Good is the Enemy of Great


This is one of the mantras at we talk about here at LinuxRecruit (who doesn't love a motivating slogan) and it's one we use to continuously improve everything we do. Why settle for good when you can be great?

It's also one that I always try to encourage all our partners to consider. Why hire someone who is good when you can hire someone who is great? There is never a need to compromise, no matter what the circumstances. Desperation to deliver is no reason to make a hiring mistake.

This doesn't mean I'm suggesting that a great person needs to tick every single box (quite the opposite!), but rather that you need to take the time to understand what your interpretation of great is before you can hire against it. Not everyone needs a super duper Kubernetes Ninja to join their team if they're going to be paying a premium for skills that may not actually be utilised.

One man's rubbish is another man’s treasure, and this is why we passionately believe there is no such thing as a 'bad' or 'good' candidate, just suitable or unsuitable. 

You need to make sure you have good situational awareness so that you are able to define exactly what it is you require. What is the gap you're looking to plug? What skillset is lacking in your team right now? What technical expertise is essential, what tools do we need someone to be able to work with right now? How easy is it to train the right person in these areas? Take a step back and think about what is great for you - maybe your great is more achievable than you think. The great candidate may well be right underneath your nose.
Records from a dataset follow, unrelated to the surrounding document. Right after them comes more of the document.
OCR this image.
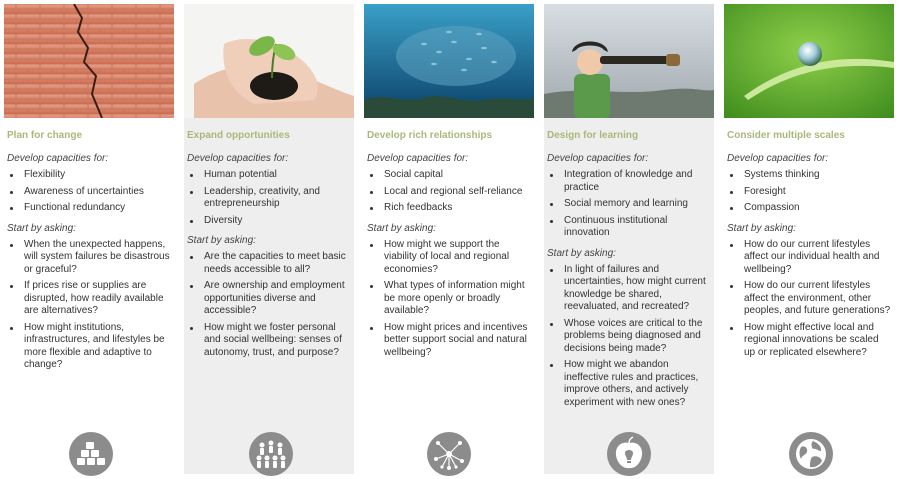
Plan for change
Develop capacities for:
Flexibility
Awareness of uncertainties
Functional redundancy
Start by asking:
When the unexpected happens, will system failures be disastrous or graceful?
If prices rise or supplies are disrupted, how readily available are alternatives?
How might institutions, infrastructures, and lifestyles be more flexible and adaptive to change?
Expand opportunities
Develop capacities for:
Human potential
Leadership, creativity, and entrepreneurship
Diversity
Start by asking:
Are the capacities to meet basic needs accessible to all?
Are ownership and employment opportunities diverse and accessible?
How might we foster personal and social wellbeing: senses of autonomy, trust, and purpose?
Develop rich relationships
Develop capacities for:
Social capital
Local and regional self-reliance
Rich feedbacks
Start by asking:
How might we support the viability of local and regional economies?
What types of information might be more openly or broadly available?
How might prices and incentives better support social and natural wellbeing?
Design for learning
Develop capacities for:
Integration of knowledge and practice
Social memory and learning
Continuous institutional innovation
Start by asking:
In light of failures and uncertainties, how might current knowledge be shared, reevaluated, and recreated?
Whose voices are critical to the problems being diagnosed and decisions being made?
How might we abandon ineffective rules and practices, improve others, and actively experiment with new ones?
Consider multiple scales
Develop capacities for:
Systems thinking
Foresight
Compassion
Start by asking:
How do our current lifestyles affect our individual health and wellbeing?
How do our current lifestyles affect the environment, other peoples, and future generations?
How might effective local and regional innovations be scaled up or replicated elsewhere?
Do you need someone doing the exact same job at a competitor? People are absolutely obsessed with this as a hiring strategy. It's like a football club paying £50million for a world class central midfielder, when in fact, if they gave a less experienced player the right training, tools and exposure, they could pay a fraction of the price and make more of an all round improvement to the team.

If you're asking someone to move sideways and come to you to do the same role as they were before, you also need to consider that someone who knows the job inside out before they even start is unlikely to stay doing it for long before they are tempted away. A great candidate might be someone who has the right mindset, and with a little guidance and training will not only improve your platform but make it great too.

Don't drop the hiring bar, but hire character over skill, ability over the latest buzzword and open your mind to what great actually looks like for your team. I've no doubt you'll open up a whole new pool of exceptional candidates.